The injury recovery process for athletes


Photo courtesy of Children’s Health

Injuries can be very common in young athletes, especially since most young athletes in college and high school are still developing. Minor injuries can be inconvenient and bothersome, but the hardest struggles athletes face when they suffer from major injuries. This prevents them from playing their sport for a extended period of time. The mental and physical recovery from a major injury can be a long and hard journey, and there are many obstacles athletes can face on their way to fully recovering.

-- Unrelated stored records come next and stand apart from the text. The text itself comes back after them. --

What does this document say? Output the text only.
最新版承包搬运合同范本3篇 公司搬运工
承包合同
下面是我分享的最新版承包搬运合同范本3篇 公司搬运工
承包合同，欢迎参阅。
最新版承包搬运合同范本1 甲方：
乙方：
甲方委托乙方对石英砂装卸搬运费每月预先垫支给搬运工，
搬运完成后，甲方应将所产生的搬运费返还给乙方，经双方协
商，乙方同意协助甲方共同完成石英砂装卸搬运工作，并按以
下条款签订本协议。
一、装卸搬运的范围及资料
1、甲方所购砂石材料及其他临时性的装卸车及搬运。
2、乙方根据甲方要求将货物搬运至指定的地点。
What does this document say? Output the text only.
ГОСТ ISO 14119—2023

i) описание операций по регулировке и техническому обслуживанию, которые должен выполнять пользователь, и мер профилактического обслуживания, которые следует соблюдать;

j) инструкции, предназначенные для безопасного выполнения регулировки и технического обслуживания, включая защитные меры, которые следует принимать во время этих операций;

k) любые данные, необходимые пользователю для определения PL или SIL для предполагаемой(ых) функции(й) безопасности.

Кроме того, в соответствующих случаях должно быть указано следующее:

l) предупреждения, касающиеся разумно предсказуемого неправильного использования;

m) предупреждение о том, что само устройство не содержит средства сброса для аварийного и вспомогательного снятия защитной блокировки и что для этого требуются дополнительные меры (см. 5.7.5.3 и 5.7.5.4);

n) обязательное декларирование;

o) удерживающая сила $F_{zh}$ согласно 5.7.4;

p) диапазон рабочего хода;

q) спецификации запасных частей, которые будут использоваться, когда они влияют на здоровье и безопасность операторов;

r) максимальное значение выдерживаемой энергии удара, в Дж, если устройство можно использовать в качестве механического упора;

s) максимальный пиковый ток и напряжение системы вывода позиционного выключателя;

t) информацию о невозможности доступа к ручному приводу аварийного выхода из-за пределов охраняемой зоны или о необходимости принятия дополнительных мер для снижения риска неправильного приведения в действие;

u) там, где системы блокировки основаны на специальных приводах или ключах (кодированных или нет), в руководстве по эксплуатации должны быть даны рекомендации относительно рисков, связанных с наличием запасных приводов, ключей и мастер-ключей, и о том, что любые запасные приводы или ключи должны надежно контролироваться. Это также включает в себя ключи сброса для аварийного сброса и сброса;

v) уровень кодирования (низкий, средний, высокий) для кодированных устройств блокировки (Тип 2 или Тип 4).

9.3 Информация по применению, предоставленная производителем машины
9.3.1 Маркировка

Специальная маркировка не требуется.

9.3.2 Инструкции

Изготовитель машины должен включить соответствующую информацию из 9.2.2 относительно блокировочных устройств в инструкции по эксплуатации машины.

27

 Many of the common severe injuries athletes can sustain include head injuries and leg injuries. For example, concussions are very common in sports, especially football. These injuries are most commonly sustained by a blow to the head, and can take a very long time to recover from, leaving athletes on the bench for quite a while. Concussions can cause an increased amount of stress and anxiety, and can really affect an athlete’s mental state. Athletes younger than 18 can expect around a one month recovery time for a mild concussion. More severe concussions may require a much more extended recovery period.

Another group of major injuries among athletes are knee-related injuries. Severe injuries include tears in the ligaments of the knee. In most cases, the worst ligament to tear in the knee is the anterior cruciate ligament because it is generally more complex to treat and requires a longer recovery time. Tearing an ACL can take a heavy mental and physical toll on an athlete as it keeps them from playing any sports for up to six to nine months, and recovery after surgery is no easy task. Most ACL injuries require surgery, and therefore athletes are not able to walk for multiple weeks post surgery. ACL tears also require physical therapy to strengthen the muscles around the knee. 

Other tears of ligaments in the knee, such as the meniscus, also require surgery in some cases, and can also take multiple months to recover from. These types of injuries can greatly affect an athlete both mentally and physically because they are not able to play their sport. Additionally, there can also be a lot of anxiety for young athletes as they might worry they will never reach the same strength as they had pre-injury. According to the National Institutes of Health, 90% of athletes with severe knee injuries that undergo surgery are able to completely recover and have normal or near-normal function of the knee. This is also the case for other knee ligament tears, as most athletes with knee ligament tears are able to return to their previous levels of performance.

Injuries in young athletes are common, but in most cases, athletes are able to recover fully and return to sports, fully regaining their strength over time.